Sengaja masalah penguatan fungsi kelembagaan dijadikan “kotak kunci” key box bagi tawaran alternatif untuk merekonstruksi perekonomian Indonesia
yang hampir terkoyak di semua sektor, termasuk sektor kelautan dan perikanan. Dengan pijakan teoritis di atas diharapkan di peroleh dasar yang memadai untuk
menyulam kembali perekonomian Indonesia dengan benang yang tepat. Setidaknya pendekatan kelembagaan relevan digunakan untuk melakukan
“kontrak baru” terhadap perekonomian Indonesia di lihat dari dua sudut Perdana dan Galuh, 2003 dalam DKP 2004. Pertama, teori kelembagaan tidak
berpretensi bahwa masalah perekonomian diakibatkan oleh aspek ekonomi semata, tetapi bertali pilin dengan aspek lainnya seperti sosial, budaya, dan
hukum. Berdasarkan keyakianan tersebut, setiap penyelesaian persoalan lewat pendekatan kelembagaan selalu mengandaikan adanya pertimbangan dan
multidimensi. Kedua, teori kelembagaan sangat relevan untuk menjelaskan proses kegagalan kinerja bisnis sebuah negara yang memiliki sistem sosial, ekonomi, dan
politik belum mapan. Sektor kelautan dan perikanan saat ini umumnya belum mempunyai
kelembagaan yang bernuansa bisnis perikanan dalam suatu sistem bisnis yang terintegrasi antara aspek input, penangkapanbudidaya, penanganan hasil
perikanan, serta pemasaran. Hasil kajian Simatupang 1996 dalam DKP 2004, menjelaskan bahwa pada sektor perikanan menunjukan pola yang ada di Jawa
maupun diluar Jawa umumnya digolongkan sebagai tipe dispersal, yang dicirikan oleh tidak adanya hubungan organisasi fungsional antara setiap tingkat usaha.
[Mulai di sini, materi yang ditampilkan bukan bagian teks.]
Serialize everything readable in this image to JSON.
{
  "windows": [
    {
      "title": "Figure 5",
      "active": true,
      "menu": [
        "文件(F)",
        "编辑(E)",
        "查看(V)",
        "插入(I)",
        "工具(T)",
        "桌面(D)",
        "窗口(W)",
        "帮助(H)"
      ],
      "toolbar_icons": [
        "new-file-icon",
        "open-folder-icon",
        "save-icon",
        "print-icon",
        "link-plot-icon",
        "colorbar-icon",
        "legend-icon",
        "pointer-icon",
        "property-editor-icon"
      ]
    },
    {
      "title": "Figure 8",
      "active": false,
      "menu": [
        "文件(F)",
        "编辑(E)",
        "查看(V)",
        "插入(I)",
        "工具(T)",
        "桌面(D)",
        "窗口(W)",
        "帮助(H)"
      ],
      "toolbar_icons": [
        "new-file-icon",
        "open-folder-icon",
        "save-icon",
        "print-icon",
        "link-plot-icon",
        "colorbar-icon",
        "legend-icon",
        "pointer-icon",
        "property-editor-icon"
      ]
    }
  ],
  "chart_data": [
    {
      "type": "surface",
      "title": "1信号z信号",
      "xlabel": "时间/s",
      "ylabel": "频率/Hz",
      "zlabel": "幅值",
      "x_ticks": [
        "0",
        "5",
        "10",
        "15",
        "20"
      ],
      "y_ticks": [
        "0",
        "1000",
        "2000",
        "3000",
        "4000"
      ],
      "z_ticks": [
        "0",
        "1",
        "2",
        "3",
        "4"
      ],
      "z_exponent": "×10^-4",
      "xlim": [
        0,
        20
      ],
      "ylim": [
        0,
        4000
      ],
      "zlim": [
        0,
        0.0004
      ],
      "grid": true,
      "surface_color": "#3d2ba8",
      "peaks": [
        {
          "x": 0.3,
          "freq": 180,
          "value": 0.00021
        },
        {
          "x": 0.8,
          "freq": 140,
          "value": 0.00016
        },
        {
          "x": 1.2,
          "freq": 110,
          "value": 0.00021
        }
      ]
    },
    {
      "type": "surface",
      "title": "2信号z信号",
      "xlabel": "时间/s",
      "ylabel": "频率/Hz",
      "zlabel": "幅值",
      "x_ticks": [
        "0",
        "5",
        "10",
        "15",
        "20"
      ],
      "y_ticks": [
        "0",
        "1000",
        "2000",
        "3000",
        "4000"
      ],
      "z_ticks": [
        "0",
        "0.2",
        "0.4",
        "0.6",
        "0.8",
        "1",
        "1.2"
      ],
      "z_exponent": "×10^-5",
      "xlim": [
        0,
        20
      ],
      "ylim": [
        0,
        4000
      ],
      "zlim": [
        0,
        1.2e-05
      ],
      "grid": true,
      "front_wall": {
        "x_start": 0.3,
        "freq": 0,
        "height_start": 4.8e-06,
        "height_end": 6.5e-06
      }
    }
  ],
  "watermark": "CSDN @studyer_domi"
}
Jaringan bisnis perikanan praktis hanya di ikat dan di koordinir oleh mekanisme pasar harga. Hubungan antara sesama pelaku cenderung berkembang menjadi
bersifat eksploitatif yang pada akhirnya menjurus pada kematian bersama.
Masalah yang timbul akibat tidak adanya ikatan kelembagaan antar pelaku dalam bisnis perikanan menurut Klein et al. 1998 dalam DKP 2004, yakni:
a. Terjadi transmisi harga yang tidak simetris. b. Informasi pasar, termasuk preferensi konsumen ditahan dan bahkan dijadikan
alat untuk memperkuat oligopolistik dan monopolistik oleh bisnis perikanan disektor hilir.
c. Ilmu pengetahuan dan teknologi yang dimiliki atau yang dapat diperoleh bisnis perikanan hilir tidak ditransmisikan ke nelayan.
d. Modal investasi yang relatif lebih banyak dimiliki oleh bisnis perikanan hilir pedagangan, eksportir tidak ditrasmisikan dengan baik dan bahkan
cenderung digunakan untuk mengeksploitasi nelayan.